The current investment screening legislation entered into force in March 2023 (“FDI regime”).
Under the current FDI regime (effective from 29 March 2023), the investment considered as foreign investment, including the acquisition of at least 25% of the target's registered share capital or voting rights, is, in general, subject to a voluntary filling for a negative impact assessment of the foreign investment by investors to the Ministry of Economy of the Slovak Republic and can also be subject to ex officio screening by the Ministry of Economy of the Slovak Republic.
However, investments considered critical foreign investments according to the Decree of the Government of the Slovak Republic No. 61/2023 Coll. establishing critical foreign investments (e.g., weapons production, defence industry, biotechnology, digital service providers in the field of cloud computing, etc.), including the acquisition of at least 10% of the target's registered share capital or voting rights, are subject to a mandatory filling for a negative impact assessment of the foreign investment by investors to the Ministry of Economy and may be subject to the assessment of the Slovak Government.
Moreover, the general notification requirement applies to all sectors considered as critical infrastructure under the Critical Infrastructure Act, including transportation, electronic communications, energy, postal services, heavy industry, information and communication technologies, water management, healthcare, pharmaceuticals, finance, and agriculture. This requirement among others applies to direct and indirect transactions - a change in the persons having direct or indirect participation in the operator of critical infrastructure exceeding a 10 % shareholding or voting rights is subject to notification of the investment to the Ministry of Economy of the Slovak Republic (in advance).
Spain
Foreign Direct Investments (FDI) may be subject to prior filing and approval in Spain if certain criteria are met. FDI are acquisitions by foreign companies of stakes in Spanish companies that are equal or higher than 10% or that grant control. Foreign companies are those ultimately controlled in more than a 25% by a company domiciled in a non-EEA country. FDI on strategic sectors may be subject to prior filing and approval. FDI on non-strategic sectors may also be subject to prior filing and approval if the investor is controlled by a government, has other activities in strategic sectors in other EU countries or there is a serious risk that the foreign investor engages in illegal activities. FDI in Defence sector are subject to specific rules.
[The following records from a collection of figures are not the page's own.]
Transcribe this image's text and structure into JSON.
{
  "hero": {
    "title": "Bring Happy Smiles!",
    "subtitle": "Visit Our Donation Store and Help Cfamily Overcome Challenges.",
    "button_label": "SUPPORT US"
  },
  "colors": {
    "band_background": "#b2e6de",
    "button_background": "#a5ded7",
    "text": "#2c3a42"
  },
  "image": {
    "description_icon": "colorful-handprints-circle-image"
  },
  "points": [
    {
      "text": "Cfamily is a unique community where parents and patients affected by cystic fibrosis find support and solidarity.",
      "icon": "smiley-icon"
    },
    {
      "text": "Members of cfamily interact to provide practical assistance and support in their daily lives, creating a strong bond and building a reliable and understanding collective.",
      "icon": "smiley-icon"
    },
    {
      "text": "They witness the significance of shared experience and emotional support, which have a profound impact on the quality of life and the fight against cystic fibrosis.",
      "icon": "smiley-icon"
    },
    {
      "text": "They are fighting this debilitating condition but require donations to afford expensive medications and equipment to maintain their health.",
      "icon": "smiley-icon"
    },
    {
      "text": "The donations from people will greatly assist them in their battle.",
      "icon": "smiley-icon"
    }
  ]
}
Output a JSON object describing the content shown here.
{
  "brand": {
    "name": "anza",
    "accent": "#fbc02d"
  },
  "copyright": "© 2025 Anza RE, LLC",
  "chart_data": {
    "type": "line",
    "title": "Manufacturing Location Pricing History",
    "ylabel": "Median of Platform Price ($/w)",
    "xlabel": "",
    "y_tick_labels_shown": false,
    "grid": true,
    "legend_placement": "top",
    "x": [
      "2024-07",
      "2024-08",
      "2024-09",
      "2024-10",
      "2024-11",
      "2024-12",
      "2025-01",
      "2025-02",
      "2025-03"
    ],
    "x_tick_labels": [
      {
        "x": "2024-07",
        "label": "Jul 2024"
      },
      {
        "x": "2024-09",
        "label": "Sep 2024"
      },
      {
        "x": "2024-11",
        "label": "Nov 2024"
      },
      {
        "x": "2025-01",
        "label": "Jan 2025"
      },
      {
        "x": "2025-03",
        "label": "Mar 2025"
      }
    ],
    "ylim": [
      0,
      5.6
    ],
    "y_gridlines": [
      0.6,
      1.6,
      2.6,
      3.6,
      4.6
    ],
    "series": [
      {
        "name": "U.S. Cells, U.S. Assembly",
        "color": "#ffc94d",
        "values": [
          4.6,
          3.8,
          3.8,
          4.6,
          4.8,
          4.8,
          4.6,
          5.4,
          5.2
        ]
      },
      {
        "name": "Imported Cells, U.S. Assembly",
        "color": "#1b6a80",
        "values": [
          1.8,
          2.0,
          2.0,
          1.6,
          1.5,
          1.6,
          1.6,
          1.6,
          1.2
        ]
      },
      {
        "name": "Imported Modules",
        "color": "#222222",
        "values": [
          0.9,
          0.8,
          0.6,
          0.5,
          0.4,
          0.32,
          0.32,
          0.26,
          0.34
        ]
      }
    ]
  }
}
Advice before proceeding with a transaction is always recommended.
United Arab Emirates
In the UAE, almost every share transfer requires the pre-approval of the concerned Company Registrar (DED or free zone registrar), and if the activity conducted by the target company is regulated and subject to a third party authority approval requirement, a no objection certificate from such third party authority is typically required in relation to a share transfer to a new shareholder.
In some cases (depending on the concerned registration authority and/or the details of the transaction) official newspaper publications need to be arranged prior to the share transfer.